Persuading the media to cover your client shouldn’t be like throwing darts and hoping one sticks. Decide what type of coverage you want.
Do you want a general assignment (GA) reporter? Your exposure may be brief, but it will air that very day. That’s good news for a time sensitive event. And with GA stories, you increase your chances of more than one media outlet showing up.
How about an investigative or special projects reporter? Maybe you want in-depth coverage in which a journalist can spend more time on the story. The report will air some time in the weeks ahead and you’ll get more airtime. Promotions departments may even air “teases” throughout the day to get viewers to tune in at just the right time. And local media sometimes share special reports with partners in other markets and before you know it, your client is being seen across the country. But when it comes to special reports, media want to feel special. Pick one outlet and work with it. Don’t sell your idea to everyone. If the media find out they invested time on a story readers and viewers can also get elsewhere, you’ll burn a bridge.
Does your client belong on a morning show?

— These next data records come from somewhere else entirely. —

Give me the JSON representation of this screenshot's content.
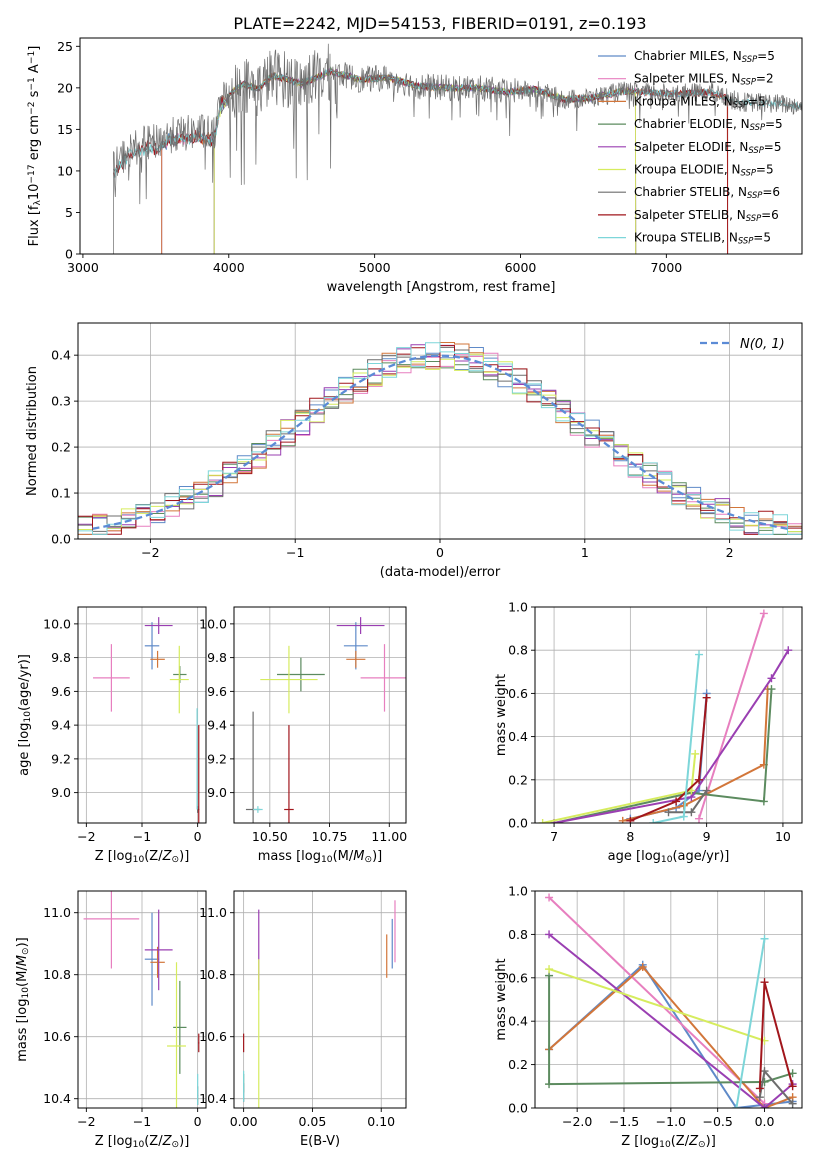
{
  "figure_title": "PLATE=2242, MJD=54153, FIBERID=0191, z=0.193",
  "palette": {
    "chabrier_miles": "#5f8ac8",
    "salpeter_miles": "#e77fbf",
    "kroupa_miles": "#d2763a",
    "chabrier_elodie": "#5c8b5f",
    "salpeter_elodie": "#9a3fb2",
    "kroupa_elodie": "#d6ec5e",
    "chabrier_stelib": "#6d6d6d",
    "salpeter_stelib": "#a1161c",
    "kroupa_stelib": "#7dd6d9"
  },
  "chart_data": [
    {
      "id": "spectrum",
      "type": "line",
      "xlabel": "wavelength [Angstrom, rest frame]",
      "ylabel": "Flux [f_λ10^-17 erg cm^-2 s^-1 A^-1]",
      "xlim": [
        2980,
        7930
      ],
      "ylim": [
        0,
        26
      ],
      "xticks": [
        3000,
        4000,
        5000,
        6000,
        7000
      ],
      "yticks": [
        0,
        5,
        10,
        15,
        20,
        25
      ],
      "legend": "top-right",
      "observed_color": "#6d6d6d",
      "observed": {
        "x": [
          3210,
          3300,
          3400,
          3500,
          3600,
          3700,
          3800,
          3900,
          3950,
          4000,
          4100,
          4200,
          4300,
          4400,
          4500,
          4700,
          4900,
          5100,
          5300,
          5500,
          5700,
          5900,
          6100,
          6300,
          6500,
          6700,
          6900,
          7100,
          7300,
          7500,
          7700,
          7930
        ],
        "y": [
          10.2,
          12.3,
          13.2,
          13.5,
          14.3,
          14.5,
          14.8,
          14.3,
          18.8,
          19.2,
          20.5,
          19.8,
          21.5,
          21.0,
          20.5,
          22.0,
          21.0,
          21.2,
          20.2,
          20.0,
          20.0,
          19.5,
          19.8,
          18.6,
          18.8,
          19.6,
          19.4,
          19.3,
          19.5,
          18.3,
          18.2,
          17.8
        ]
      },
      "series": [
        {
          "name": "Chabrier MILES, N_SSP=5",
          "key": "chabrier_miles",
          "x_start": 3540,
          "x_end": 7420
        },
        {
          "name": "Salpeter MILES, N_SSP=2",
          "key": "salpeter_miles",
          "x_start": 3540,
          "x_end": 7420
        },
        {
          "name": "Kroupa MILES, N_SSP=5",
          "key": "kroupa_miles",
          "x_start": 3540,
          "x_end": 7420
        },
        {
          "name": "Chabrier ELODIE, N_SSP=5",
          "key": "chabrier_elodie",
          "x_start": 3900,
          "x_end": 6790
        },
        {
          "name": "Salpeter ELODIE, N_SSP=5",
          "key": "salpeter_elodie",
          "x_start": 3900,
          "x_end": 6790
        },
        {
          "name": "Kroupa ELODIE, N_SSP=5",
          "key": "kroupa_elodie",
          "x_start": 3900,
          "x_end": 6790
        },
        {
          "name": "Chabrier STELIB, N_SSP=6",
          "key": "chabrier_stelib",
          "x_start": 3210,
          "x_end": 7930
        },
        {
          "name": "Salpeter STELIB, N_SSP=6",
          "key": "salpeter_stelib",
          "x_start": 3210,
          "x_end": 7420
        },
        {
          "name": "Kroupa STELIB, N_SSP=5",
          "key": "kroupa_stelib",
          "x_start": 3210,
          "x_end": 7930
        }
      ]
    },
    {
      "id": "residuals",
      "type": "line",
      "xlabel": "(data-model)/error",
      "ylabel": "Normed distribution",
      "xlim": [
        -2.5,
        2.5
      ],
      "ylim": [
        0,
        0.47
      ],
      "xticks": [
        -2,
        -1,
        0,
        1,
        2
      ],
      "yticks": [
        0.0,
        0.1,
        0.2,
        0.3,
        0.4
      ],
      "grid": true,
      "legend": "top-right",
      "normal_curve_label": "N(0, 1)",
      "normal_curve_color": "#5b8bd6",
      "bin_width": 0.1
    },
    {
      "id": "age_vs_Z",
      "type": "scatter",
      "xlabel": "Z [log10(Z/Z⊙)]",
      "ylabel": "age [log10(age/yr)]",
      "xlim": [
        -2.15,
        0.15
      ],
      "ylim": [
        8.82,
        10.1
      ],
      "xticks": [
        -2,
        -1,
        0
      ],
      "yticks": [
        9.0,
        9.2,
        9.4,
        9.6,
        9.8,
        10.0
      ],
      "grid": true,
      "points": [
        {
          "key": "chabrier_miles",
          "x": -0.82,
          "y": 9.87,
          "xerr": 0.13,
          "yerr": 0.14
        },
        {
          "key": "salpeter_miles",
          "x": -1.55,
          "y": 9.68,
          "xerr": 0.33,
          "yerr": 0.2
        },
        {
          "key": "kroupa_miles",
          "x": -0.72,
          "y": 9.79,
          "xerr": 0.13,
          "yerr": 0.05
        },
        {
          "key": "chabrier_elodie",
          "x": -0.32,
          "y": 9.7,
          "xerr": 0.12,
          "yerr": 0.05
        },
        {
          "key": "salpeter_elodie",
          "x": -0.7,
          "y": 9.99,
          "xerr": 0.25,
          "yerr": 0.05
        },
        {
          "key": "kroupa_elodie",
          "x": -0.33,
          "y": 9.67,
          "xerr": 0.17,
          "yerr": 0.2
        },
        {
          "key": "chabrier_stelib",
          "x": 0.0,
          "y": 8.9,
          "xerr": 0.01,
          "yerr": 0.02
        },
        {
          "key": "salpeter_stelib",
          "x": 0.02,
          "y": 8.9,
          "xerr": 0.01,
          "yerr": 0.5
        },
        {
          "key": "kroupa_stelib",
          "x": -0.01,
          "y": 9.2,
          "xerr": 0.01,
          "yerr": 0.3
        }
      ]
    },
    {
      "id": "age_vs_mass",
      "type": "scatter",
      "xlabel": "mass [log10(M/M⊙)]",
      "ylabel": "",
      "xlim": [
        10.35,
        11.07
      ],
      "ylim": [
        8.82,
        10.1
      ],
      "xticks": [
        10.5,
        10.75,
        11.0
      ],
      "yticks": [
        9.0,
        9.2,
        9.4,
        9.6,
        9.8,
        10.0
      ],
      "grid": true,
      "points": [
        {
          "key": "chabrier_miles",
          "x": 10.86,
          "y": 9.87,
          "xerr": 0.05,
          "yerr": 0.14
        },
        {
          "key": "salpeter_miles",
          "x": 10.98,
          "y": 9.68,
          "xerr": 0.1,
          "yerr": 0.2
        },
        {
          "key": "kroupa_miles",
          "x": 10.86,
          "y": 9.79,
          "xerr": 0.04,
          "yerr": 0.05
        },
        {
          "key": "chabrier_elodie",
          "x": 10.63,
          "y": 9.7,
          "xerr": 0.1,
          "yerr": 0.1
        },
        {
          "key": "salpeter_elodie",
          "x": 10.88,
          "y": 9.99,
          "xerr": 0.1,
          "yerr": 0.05
        },
        {
          "key": "kroupa_elodie",
          "x": 10.58,
          "y": 9.67,
          "xerr": 0.12,
          "yerr": 0.2
        },
        {
          "key": "chabrier_stelib",
          "x": 10.43,
          "y": 8.9,
          "xerr": 0.03,
          "yerr": 0.58
        },
        {
          "key": "salpeter_stelib",
          "x": 10.58,
          "y": 8.9,
          "xerr": 0.02,
          "yerr": 0.5
        },
        {
          "key": "kroupa_stelib",
          "x": 10.45,
          "y": 8.9,
          "xerr": 0.02,
          "yerr": 0.02
        }
      ]
    },
    {
      "id": "mass_weight_vs_age",
      "type": "line",
      "xlabel": "age [log10(age/yr)]",
      "ylabel": "mass weight",
      "xlim": [
        6.75,
        10.25
      ],
      "ylim": [
        0.0,
        1.0
      ],
      "xticks": [
        7,
        8,
        9,
        10
      ],
      "yticks": [
        0.0,
        0.2,
        0.4,
        0.6,
        0.8,
        1.0
      ],
      "grid": true,
      "series": [
        {
          "key": "chabrier_miles",
          "x": [
            8.0,
            8.6,
            8.9,
            9.0
          ],
          "y": [
            0.02,
            0.07,
            0.15,
            0.6
          ]
        },
        {
          "key": "salpeter_miles",
          "x": [
            8.9,
            9.75
          ],
          "y": [
            0.02,
            0.97
          ]
        },
        {
          "key": "kroupa_miles",
          "x": [
            7.9,
            8.7,
            9.75,
            9.8
          ],
          "y": [
            0.01,
            0.08,
            0.27,
            0.62
          ]
        },
        {
          "key": "chabrier_elodie",
          "x": [
            7.0,
            8.8,
            9.75,
            9.85
          ],
          "y": [
            0.0,
            0.14,
            0.1,
            0.62
          ]
        },
        {
          "key": "salpeter_elodie",
          "x": [
            7.0,
            8.8,
            9.85,
            10.07
          ],
          "y": [
            0.0,
            0.12,
            0.67,
            0.8
          ]
        },
        {
          "key": "kroupa_elodie",
          "x": [
            6.85,
            8.8,
            8.85
          ],
          "y": [
            0.0,
            0.15,
            0.32
          ]
        },
        {
          "key": "chabrier_stelib",
          "x": [
            8.5,
            8.8,
            9.0
          ],
          "y": [
            0.05,
            0.05,
            0.15
          ]
        },
        {
          "key": "salpeter_stelib",
          "x": [
            8.0,
            8.6,
            8.9,
            9.0
          ],
          "y": [
            0.01,
            0.1,
            0.2,
            0.58
          ]
        },
        {
          "key": "kroupa_stelib",
          "x": [
            8.3,
            8.7,
            8.9
          ],
          "y": [
            0.0,
            0.03,
            0.78
          ]
        }
      ]
    },
    {
      "id": "mass_vs_Z",
      "type": "scatter",
      "xlabel": "Z [log10(Z/Z⊙)]",
      "ylabel": "mass [log10(M/M⊙)]",
      "xlim": [
        -2.15,
        0.15
      ],
      "ylim": [
        10.37,
        11.07
      ],
      "xticks": [
        -2,
        -1,
        0
      ],
      "yticks": [
        10.4,
        10.6,
        10.8,
        11.0
      ],
      "grid": true,
      "points": [
        {
          "key": "chabrier_miles",
          "x": -0.82,
          "y": 10.85,
          "xerr": 0.13,
          "yerr": 0.15
        },
        {
          "key": "salpeter_miles",
          "x": -1.55,
          "y": 10.98,
          "xerr": 0.5,
          "yerr": 0.16
        },
        {
          "key": "kroupa_miles",
          "x": -0.72,
          "y": 10.84,
          "xerr": 0.13,
          "yerr": 0.05
        },
        {
          "key": "chabrier_elodie",
          "x": -0.32,
          "y": 10.63,
          "xerr": 0.12,
          "yerr": 0.15
        },
        {
          "key": "salpeter_elodie",
          "x": -0.7,
          "y": 10.88,
          "xerr": 0.25,
          "yerr": 0.13
        },
        {
          "key": "kroupa_elodie",
          "x": -0.38,
          "y": 10.57,
          "xerr": 0.17,
          "yerr": 0.27
        },
        {
          "key": "chabrier_stelib",
          "x": 0.0,
          "y": 10.41,
          "xerr": 0.01,
          "yerr": 0.03
        },
        {
          "key": "salpeter_stelib",
          "x": 0.02,
          "y": 10.58,
          "xerr": 0.01,
          "yerr": 0.03
        },
        {
          "key": "kroupa_stelib",
          "x": 0.0,
          "y": 10.43,
          "xerr": 0.01,
          "yerr": 0.05
        }
      ]
    },
    {
      "id": "mass_vs_ebv",
      "type": "scatter",
      "xlabel": "E(B-V)",
      "ylabel": "",
      "xlim": [
        -0.007,
        0.118
      ],
      "ylim": [
        10.37,
        11.07
      ],
      "xticks": [
        0.0,
        0.05,
        0.1
      ],
      "yticks": [
        10.4,
        10.6,
        10.8,
        11.0
      ],
      "grid": true,
      "points": [
        {
          "key": "chabrier_miles",
          "x": 0.108,
          "y": 10.9,
          "xerr": 0.0,
          "yerr": 0.08
        },
        {
          "key": "salpeter_miles",
          "x": 0.11,
          "y": 10.94,
          "xerr": 0.0,
          "yerr": 0.1
        },
        {
          "key": "kroupa_miles",
          "x": 0.104,
          "y": 10.86,
          "xerr": 0.0,
          "yerr": 0.07
        },
        {
          "key": "chabrier_elodie",
          "x": 0.0,
          "y": 10.45,
          "xerr": 0.0,
          "yerr": 0.03
        },
        {
          "key": "salpeter_elodie",
          "x": 0.011,
          "y": 10.88,
          "xerr": 0.0,
          "yerr": 0.13
        },
        {
          "key": "kroupa_elodie",
          "x": 0.011,
          "y": 10.6,
          "xerr": 0.0,
          "yerr": 0.25
        },
        {
          "key": "chabrier_stelib",
          "x": 0.0,
          "y": 10.42,
          "xerr": 0.0,
          "yerr": 0.03
        },
        {
          "key": "salpeter_stelib",
          "x": 0.0,
          "y": 10.58,
          "xerr": 0.0,
          "yerr": 0.03
        },
        {
          "key": "kroupa_stelib",
          "x": 0.0,
          "y": 10.44,
          "xerr": 0.0,
          "yerr": 0.05
        }
      ]
    },
    {
      "id": "mass_weight_vs_Z",
      "type": "line",
      "xlabel": "Z [log10(Z/Z⊙)]",
      "ylabel": "mass weight",
      "xlim": [
        -2.45,
        0.4
      ],
      "ylim": [
        0.0,
        1.0
      ],
      "xticks": [
        -2.0,
        -1.5,
        -1.0,
        -0.5,
        0.0
      ],
      "yticks": [
        0.0,
        0.2,
        0.4,
        0.6,
        0.8,
        1.0
      ],
      "grid": true,
      "series": [
        {
          "key": "chabrier_miles",
          "x": [
            -2.3,
            -1.3,
            -0.3,
            0.3
          ],
          "y": [
            0.27,
            0.66,
            0.0,
            0.03
          ]
        },
        {
          "key": "salpeter_miles",
          "x": [
            -2.3,
            0.0
          ],
          "y": [
            0.97,
            0.02
          ]
        },
        {
          "key": "kroupa_miles",
          "x": [
            -2.3,
            -1.3,
            0.0,
            0.3
          ],
          "y": [
            0.27,
            0.65,
            0.0,
            0.05
          ]
        },
        {
          "key": "chabrier_elodie",
          "x": [
            -2.3,
            -2.3,
            0.0,
            0.3
          ],
          "y": [
            0.61,
            0.11,
            0.12,
            0.16
          ]
        },
        {
          "key": "salpeter_elodie",
          "x": [
            -2.3,
            0.0,
            0.3
          ],
          "y": [
            0.8,
            0.0,
            0.11
          ]
        },
        {
          "key": "kroupa_elodie",
          "x": [
            -2.3,
            0.0
          ],
          "y": [
            0.64,
            0.31
          ]
        },
        {
          "key": "chabrier_stelib",
          "x": [
            -0.05,
            0.0,
            0.3
          ],
          "y": [
            0.05,
            0.17,
            0.02
          ]
        },
        {
          "key": "salpeter_stelib",
          "x": [
            -0.05,
            0.0,
            0.3
          ],
          "y": [
            0.09,
            0.58,
            0.1
          ]
        },
        {
          "key": "kroupa_stelib",
          "x": [
            -0.3,
            0.0
          ],
          "y": [
            0.0,
            0.78
          ]
        }
      ]
    }
  ]
}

The morning news often welcomes lighter topics, from cooking in studio to a weatherman preparing ice cream in a shop while delivering the daily temps. Morning shows include a lot of long live segments. Is your client ready for that? TV stations keep starting their morning news earlier and earlier. And although they might not admit it, those morning producers have a lot of time to fill. Otherwise, they simply repeat the same stories every half hour. More time to fill might mean more opportunities for you.
So think carefully before tossing that first dart. Picking the right reporter or news show will help you get a bullseye.